State lawmakers, including Gov. Rick Scott, CFO Jeff Atwater, and a major part of the state's legislature, support getting rid of PIP insurance in Florida and support moving to a liability state.
Under the minimum PIP coverage, Personal Injury Protection, regardless of whose fault the accident is, your own insurance covers your medical expenses up to $10,000. And it originally was supposed to save insured drivers a lot of money on their premiums, but has grown into Florida being one of the largest states with auto accident fraud in the nation, resulting in higher premiums.

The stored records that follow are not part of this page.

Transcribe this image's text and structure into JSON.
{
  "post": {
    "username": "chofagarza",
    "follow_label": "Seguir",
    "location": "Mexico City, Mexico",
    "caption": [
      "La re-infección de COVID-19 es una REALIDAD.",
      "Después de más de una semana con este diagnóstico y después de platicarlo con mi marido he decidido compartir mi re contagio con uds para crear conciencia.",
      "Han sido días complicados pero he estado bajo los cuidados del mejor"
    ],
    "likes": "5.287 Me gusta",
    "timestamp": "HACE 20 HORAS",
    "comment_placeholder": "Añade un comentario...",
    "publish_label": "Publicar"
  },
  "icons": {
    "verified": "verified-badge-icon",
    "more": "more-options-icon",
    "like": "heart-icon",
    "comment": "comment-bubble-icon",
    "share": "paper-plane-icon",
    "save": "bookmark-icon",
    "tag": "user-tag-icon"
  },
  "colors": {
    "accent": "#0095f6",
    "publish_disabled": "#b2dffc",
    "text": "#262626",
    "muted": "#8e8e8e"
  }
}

While most lawmakers and the public support getting rid of PIP, doctors, chiropractors, attorney-referral services and a host of other medical-related professions, worked together to lobby Tallahassee to keep it.
Statistically speaking, since PIP was introduced, the rate of accidents has gone down, with some arguing better driving standards and rules. However the dollar amount of claims has skyrocketed to nearly double what it was in only 2005 even though the total number of claims went down. Federal statistics also show less people died on the roads and highways last year, only 32,540, the lowest its been since 1980.
Many put the blame on trial lawyers and questionable medical facilities that make a healthy living on helping those in an accident collect big checks, despite having relatively minor injuries.
The 2012 legislative season will have three competing bills trying to change PIP. One, supported by lawyers and medical providers, would basically keep the status quo, by giving prosecutors more resources to fight fraud, but does not significantly change the PIP laws now in place.
Another would would put limits on attorney fees, and allow healthcare workers to be examined under oath, something not currently done. Health care providers only need to submit what they say they did in written reports.
The last proposed bill would scrap the PIP no-fault system altogether, and put in place a liability system that requires each driver to obtain $25,000 of bodily injury liability and $10,000 in emergency hospital coverage. Under this system, the driver at fault bears the liability and the at fault driver's insurance would be responsible. This is the most common type in the United States.